I've built my share of fence, so take this FWIW.

4×4 posts are adequate. I think 8' is too far apart. I would put them no further than 6' apart and definitely a stringer in between. The 2×4' top and bottom will offer no support against sagging.

I'm not that familiar with frost lines, but concrete is not necessary for every post in this application. Gravel or simply repacking the dirt and tamping tightly will work, too. However, I would definitely use concrete for corner posts and posts on either side of a gate. I've put a lot of wood posts in concrete shrinking is not a concern.

Wood movement is going to be significant when the sun does its work. I STRONGLY recommend NOT using pocket screws. The best way to attach to avoid splitting is countersink and 2 1/2" screws. When installing fresh wood do not leave a gap the boards will shrink considerably.

The 2×4's top and bottom will accumulate water best to angle faces similar to a handrail.
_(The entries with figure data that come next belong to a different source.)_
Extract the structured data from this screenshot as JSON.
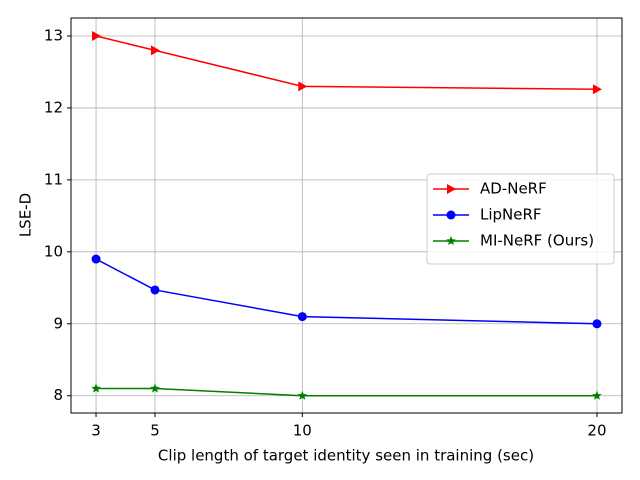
{
  "chart_data": {
    "type": "line",
    "x_label": "Clip length of target identity seen in training (sec)",
    "y_label": "LSE-D",
    "x": [
      3,
      5,
      10,
      20
    ],
    "series": [
      {
        "name": "AD-NeRF",
        "color": "#ff0000",
        "marker": "triangle-right",
        "values": [
          13.0,
          12.8,
          12.3,
          12.26
        ]
      },
      {
        "name": "LipNeRF",
        "color": "#0000ff",
        "marker": "circle",
        "values": [
          9.9,
          9.47,
          9.1,
          9.0
        ]
      },
      {
        "name": "MI-NeRF (Ours)",
        "color": "#008000",
        "marker": "star",
        "values": [
          8.1,
          8.1,
          8.0,
          8.0
        ]
      }
    ],
    "xlim": [
      2.15,
      20.85
    ],
    "xticks": [
      3,
      5,
      10,
      20
    ],
    "ylim": [
      7.76,
      13.25
    ],
    "yticks": [
      8,
      9,
      10,
      11,
      12,
      13
    ],
    "grid": true,
    "legend": "right"
  }
}
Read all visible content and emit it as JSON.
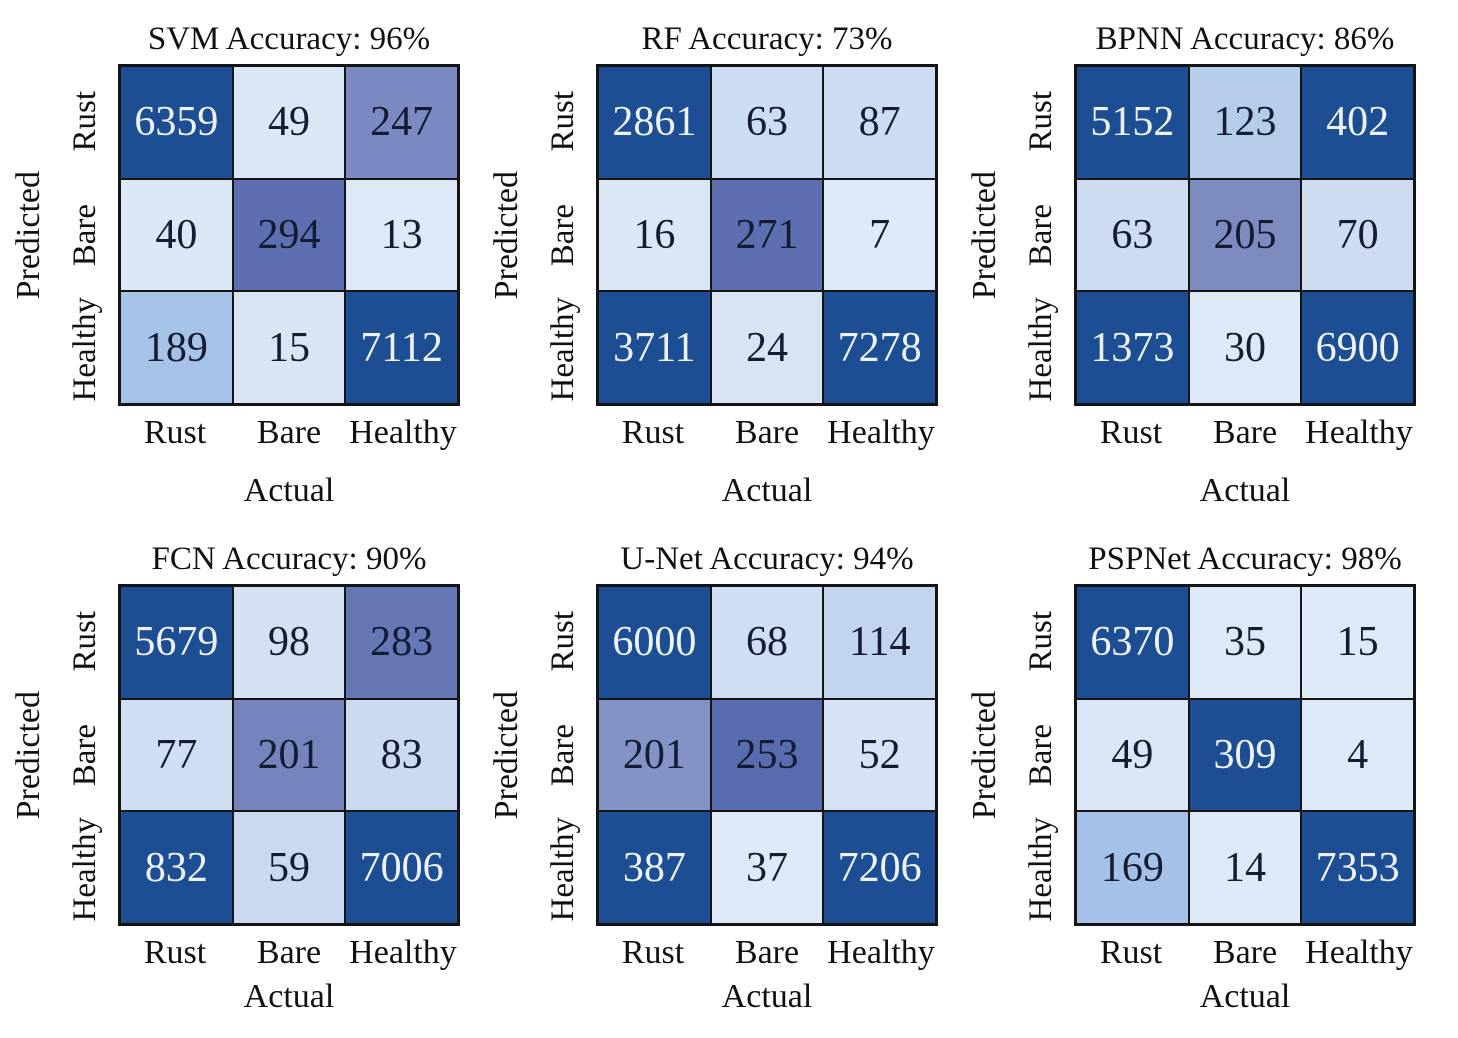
{
  "figure": {
    "ylabel": "Predicted",
    "xlabel": "Actual"
  },
  "chart_data": [
    {
      "type": "heatmap",
      "model": "SVM",
      "accuracy": "96%",
      "title": "SVM Accuracy: 96%",
      "rows": [
        "Rust",
        "Bare",
        "Healthy"
      ],
      "cols": [
        "Rust",
        "Bare",
        "Healthy"
      ],
      "values": [
        [
          6359,
          49,
          247
        ],
        [
          40,
          294,
          13
        ],
        [
          189,
          15,
          7112
        ]
      ],
      "cell_colors": [
        [
          "#1d4d92",
          "#dbe7f6",
          "#7b8ac3"
        ],
        [
          "#dbe7f6",
          "#5d6fb0",
          "#dde9f7"
        ],
        [
          "#a6c2e6",
          "#d9e5f5",
          "#1d4d92"
        ]
      ],
      "text_colors": [
        [
          "#eef3fb",
          "#131c33",
          "#131c33"
        ],
        [
          "#131c33",
          "#131c33",
          "#131c33"
        ],
        [
          "#131c33",
          "#131c33",
          "#eef3fb"
        ]
      ]
    },
    {
      "type": "heatmap",
      "model": "RF",
      "accuracy": "73%",
      "title": "RF Accuracy: 73%",
      "rows": [
        "Rust",
        "Bare",
        "Healthy"
      ],
      "cols": [
        "Rust",
        "Bare",
        "Healthy"
      ],
      "values": [
        [
          2861,
          63,
          87
        ],
        [
          16,
          271,
          7
        ],
        [
          3711,
          24,
          7278
        ]
      ],
      "cell_colors": [
        [
          "#1d4d92",
          "#ccdcf2",
          "#ccdcf2"
        ],
        [
          "#dbe7f6",
          "#5d6fb0",
          "#dee9f7"
        ],
        [
          "#1d4d92",
          "#d8e4f4",
          "#1d4d92"
        ]
      ],
      "text_colors": [
        [
          "#eef3fb",
          "#131c33",
          "#131c33"
        ],
        [
          "#131c33",
          "#131c33",
          "#131c33"
        ],
        [
          "#eef3fb",
          "#131c33",
          "#eef3fb"
        ]
      ]
    },
    {
      "type": "heatmap",
      "model": "BPNN",
      "accuracy": "86%",
      "title": "BPNN Accuracy: 86%",
      "rows": [
        "Rust",
        "Bare",
        "Healthy"
      ],
      "cols": [
        "Rust",
        "Bare",
        "Healthy"
      ],
      "values": [
        [
          5152,
          123,
          402
        ],
        [
          63,
          205,
          70
        ],
        [
          1373,
          30,
          6900
        ]
      ],
      "cell_colors": [
        [
          "#1d4d92",
          "#b6cdea",
          "#1d4d92"
        ],
        [
          "#cddcf1",
          "#7d8bbf",
          "#cddcf1"
        ],
        [
          "#1d4d92",
          "#dde9f7",
          "#1d4d92"
        ]
      ],
      "text_colors": [
        [
          "#eef3fb",
          "#131c33",
          "#eef3fb"
        ],
        [
          "#131c33",
          "#131c33",
          "#131c33"
        ],
        [
          "#eef3fb",
          "#131c33",
          "#eef3fb"
        ]
      ]
    },
    {
      "type": "heatmap",
      "model": "FCN",
      "accuracy": "90%",
      "title": "FCN Accuracy: 90%",
      "rows": [
        "Rust",
        "Bare",
        "Healthy"
      ],
      "cols": [
        "Rust",
        "Bare",
        "Healthy"
      ],
      "values": [
        [
          5679,
          98,
          283
        ],
        [
          77,
          201,
          83
        ],
        [
          832,
          59,
          7006
        ]
      ],
      "cell_colors": [
        [
          "#1d4d92",
          "#d4e1f3",
          "#6577b4"
        ],
        [
          "#cfdef2",
          "#7584bc",
          "#cbdaf0"
        ],
        [
          "#1d4d92",
          "#c9d9f0",
          "#1d4d92"
        ]
      ],
      "text_colors": [
        [
          "#eef3fb",
          "#131c33",
          "#131c33"
        ],
        [
          "#131c33",
          "#131c33",
          "#131c33"
        ],
        [
          "#eef3fb",
          "#131c33",
          "#eef3fb"
        ]
      ]
    },
    {
      "type": "heatmap",
      "model": "U-Net",
      "accuracy": "94%",
      "title": "U-Net Accuracy: 94%",
      "rows": [
        "Rust",
        "Bare",
        "Healthy"
      ],
      "cols": [
        "Rust",
        "Bare",
        "Healthy"
      ],
      "values": [
        [
          6000,
          68,
          114
        ],
        [
          201,
          253,
          52
        ],
        [
          387,
          37,
          7206
        ]
      ],
      "cell_colors": [
        [
          "#1d4d92",
          "#cfdef2",
          "#c3d5ee"
        ],
        [
          "#8393c6",
          "#5a6cb0",
          "#d7e3f4"
        ],
        [
          "#1d4d92",
          "#dde9f7",
          "#1d4d92"
        ]
      ],
      "text_colors": [
        [
          "#eef3fb",
          "#131c33",
          "#131c33"
        ],
        [
          "#131c33",
          "#131c33",
          "#131c33"
        ],
        [
          "#eef3fb",
          "#131c33",
          "#eef3fb"
        ]
      ]
    },
    {
      "type": "heatmap",
      "model": "PSPNet",
      "accuracy": "98%",
      "title": "PSPNet Accuracy: 98%",
      "rows": [
        "Rust",
        "Bare",
        "Healthy"
      ],
      "cols": [
        "Rust",
        "Bare",
        "Healthy"
      ],
      "values": [
        [
          6370,
          35,
          15
        ],
        [
          49,
          309,
          4
        ],
        [
          169,
          14,
          7353
        ]
      ],
      "cell_colors": [
        [
          "#1d4d92",
          "#dde9f7",
          "#dee9f7"
        ],
        [
          "#dbe7f6",
          "#1d4d92",
          "#dee9f7"
        ],
        [
          "#a6c1e7",
          "#dde9f7",
          "#1d4d92"
        ]
      ],
      "text_colors": [
        [
          "#eef3fb",
          "#131c33",
          "#131c33"
        ],
        [
          "#131c33",
          "#eef3fb",
          "#131c33"
        ],
        [
          "#131c33",
          "#131c33",
          "#eef3fb"
        ]
      ]
    }
  ]
}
Every fence looks nice when its new, but 5 years down the road you will know a lot more ;-)

Hope this helps it will be a nice fence.


----------



## dbellefleur

Thanks for the advice RWE2156. I'll definitely go with 4×4 6' apart. As for the stringer in the middle, jlondon showed a picture above in green, red and blue with a 2×4 attached to two stringers. Is this overkill with boards 6' in length. Would you just recommend a stringer on both side of the fence. I was going to space my boards 1/8" apart with something like paint stir sticks but I'll take your advice and not leave a gap.


----------